Dido proclaims sacrifices in the temples of the gods, as she leads Aeneas into her palace. She also sends gifts to the shore for his companions: 20 bulls, 100 swine, 100 lambs with 100 ewes. But inside the palace is finer still, for the banqueting. Embroidered purple cloth, silver plate on the tables, with the brave deeds of the fathers embossed in gold, a long, long history back to the ancient source of the race.
A father’s love, fond and anxious, moves Aeneas to send Achates to fetch his son, Ascanius. Achates is also to bring back royal gifts for Dido: gold and yellow wedding garments that Helen fetched to Troy for her lawless marriage; the sceptre of Priam’s eldest daughter, Illione; a necklace and a double crown of jewels and gold.
Venus, though, doesn’t trust Dido. The Tyrians are a treacherous house; it doesn’t help that Juno inflames Venus, making her anxious. She plots with her son Cupid, who can change his form and features, and is not affected by the thunderbolts of Jove? She fears that Juno will use Dido to attack Aeneas somehow. To keep this from happening, Venus sends Cupid to force Dido to fall in love with Aeneas, to put her out of Juno’s reach. While Achates is fetching Aeneas’s son, Ascanius, also called Iulus, Cupid will pretend to be the boy himself, while Venus spirits the true son away and puts him to sleep, so he can’t show up at the wrong time. This will give Cupid a chance to get close enough to Dido to make her fall in love with Aeneas.
The richness of the banquet is described in detail. Dido reclines on a golden couch. Father Aeneas and the Trojans recline on purple padding.
Now, the manservants enter with water and towels for washing hands, and baskets of bread. Then fifty handmaids pile up provisions in long lines, and honor the household gods with fire. Then another hundred handmaids, with an equal number of young manservants, set the food on the boards and place the cups.

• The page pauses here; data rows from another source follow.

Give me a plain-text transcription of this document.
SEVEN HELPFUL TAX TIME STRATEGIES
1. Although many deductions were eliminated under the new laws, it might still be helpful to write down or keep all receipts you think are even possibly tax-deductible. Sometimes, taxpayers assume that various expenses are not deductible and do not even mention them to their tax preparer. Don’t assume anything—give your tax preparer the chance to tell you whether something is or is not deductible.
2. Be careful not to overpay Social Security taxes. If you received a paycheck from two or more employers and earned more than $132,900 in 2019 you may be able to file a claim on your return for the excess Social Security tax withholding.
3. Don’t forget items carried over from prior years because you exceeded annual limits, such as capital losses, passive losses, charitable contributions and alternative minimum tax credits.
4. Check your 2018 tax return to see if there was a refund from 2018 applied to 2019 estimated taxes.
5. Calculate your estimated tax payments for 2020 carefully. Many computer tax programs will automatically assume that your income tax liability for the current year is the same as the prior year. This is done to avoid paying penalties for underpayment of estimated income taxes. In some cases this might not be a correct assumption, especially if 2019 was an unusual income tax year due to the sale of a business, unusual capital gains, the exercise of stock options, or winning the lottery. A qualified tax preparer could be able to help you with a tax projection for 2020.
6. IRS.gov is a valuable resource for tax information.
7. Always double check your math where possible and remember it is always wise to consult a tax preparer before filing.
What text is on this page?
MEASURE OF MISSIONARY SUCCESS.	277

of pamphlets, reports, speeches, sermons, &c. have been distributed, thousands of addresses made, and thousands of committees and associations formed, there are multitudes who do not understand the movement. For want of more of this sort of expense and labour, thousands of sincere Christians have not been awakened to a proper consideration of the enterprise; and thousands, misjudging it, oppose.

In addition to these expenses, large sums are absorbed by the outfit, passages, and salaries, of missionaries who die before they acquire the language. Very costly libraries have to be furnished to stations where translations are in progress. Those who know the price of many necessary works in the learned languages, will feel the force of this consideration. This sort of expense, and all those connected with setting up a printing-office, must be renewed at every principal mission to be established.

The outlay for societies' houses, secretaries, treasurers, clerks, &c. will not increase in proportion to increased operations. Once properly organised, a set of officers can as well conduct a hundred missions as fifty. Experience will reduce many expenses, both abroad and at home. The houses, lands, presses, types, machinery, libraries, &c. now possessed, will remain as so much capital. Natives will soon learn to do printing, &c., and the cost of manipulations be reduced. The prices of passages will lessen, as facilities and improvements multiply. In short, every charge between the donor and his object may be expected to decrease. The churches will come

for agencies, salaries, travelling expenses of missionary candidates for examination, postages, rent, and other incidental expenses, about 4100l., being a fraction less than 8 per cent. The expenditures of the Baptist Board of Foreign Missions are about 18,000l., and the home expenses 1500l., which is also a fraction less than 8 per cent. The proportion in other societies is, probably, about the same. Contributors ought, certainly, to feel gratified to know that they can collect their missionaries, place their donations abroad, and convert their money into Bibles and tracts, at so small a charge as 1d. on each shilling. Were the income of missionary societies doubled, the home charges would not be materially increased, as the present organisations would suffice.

Now throngs of Tyrians come in and recline in their places upon the embroidered couches. They marvel at the gifts brought in by Achates and Iulus; especially the divine features of the god pretending to be Iulus, and the gold and yellow clothes Helen brought to Troy for her wedding, given to Helen by her mother, Ledo. After hugging his supposed father, Cupid seeks out the luckless queen, who has no idea that a god is taking possession of her. But he knows what he is doing: he wears down her memories of her dead husband, Sycheus, and stirs up, once more, passionate love in a heart grown unaccustomed to it.
The first pause in the feast comes. The tables are removed. Lighted lamps descend from the golden ceiling, torches are lit, against the night. Wine is poured in the queen’s goblet, gold and massive with jewels, that her father Belus had been wont to use.
She makes a speech in honor of her guests, showing honor to and calling down blessings from Jove and Bacchus and Juno, has the wine poured, and makes the libations to the gods. Only then does she take a sip, and pass her cup around, starting with Bitias, and then the other chiefs follow suit. Iopas, taught to play by Atlas himself, plays and sings song after song. Dido keeps the party going, not realizing she drinking in a long draught of love, asking about Priam and Hector, and about their foes. What arms did Memnon, son of Aurora, use? What were the horses of Diomedes like? How tall was Achilles?
Then she changes and says, “My guest, why don’t you come here and tell us yourself about what the Greeks did and the misfortunes of your people and your wanderings. You are now in your seventh summer of wandering over all the lands and seas.”
Notes:
Aeneas is referred to over and over as being a father, which means caring for his son and his people. Dido is made into a pawn of Venus, in her war with Juno over Aeneas. Her piety is stressed, I would say, as much as that of Aeneas, so far. So far, the Aeneid is about the war between the daughter of Jupiter (Jove), Venus, and the wife of Jupiter, Juno. This is particularly interesting because it insists that Jupiter is the father of Venus, instead of the other story that she was born from the blood and/or semen of Uranus that fell into the sea after he was castrated by his son, Saturn. The fact that the Aeneid refers to Venus as being from Cytherea appears to refer to the location of this story, but the Aeneid does not seem to agree with the paternity of the story.
I think it is interesting that the Aeneid seems to make more of the rich clothes that Aeneas gives Dido, than the rich jewelry, the sceptre of King Priam’s eldest daughter, or even the jeweled crown. The rich clothes were Helen’s, and are somehow connected with both her mother, Jove’s lover Ledo, and also with her unlawful marriage (to Paris, I presume?).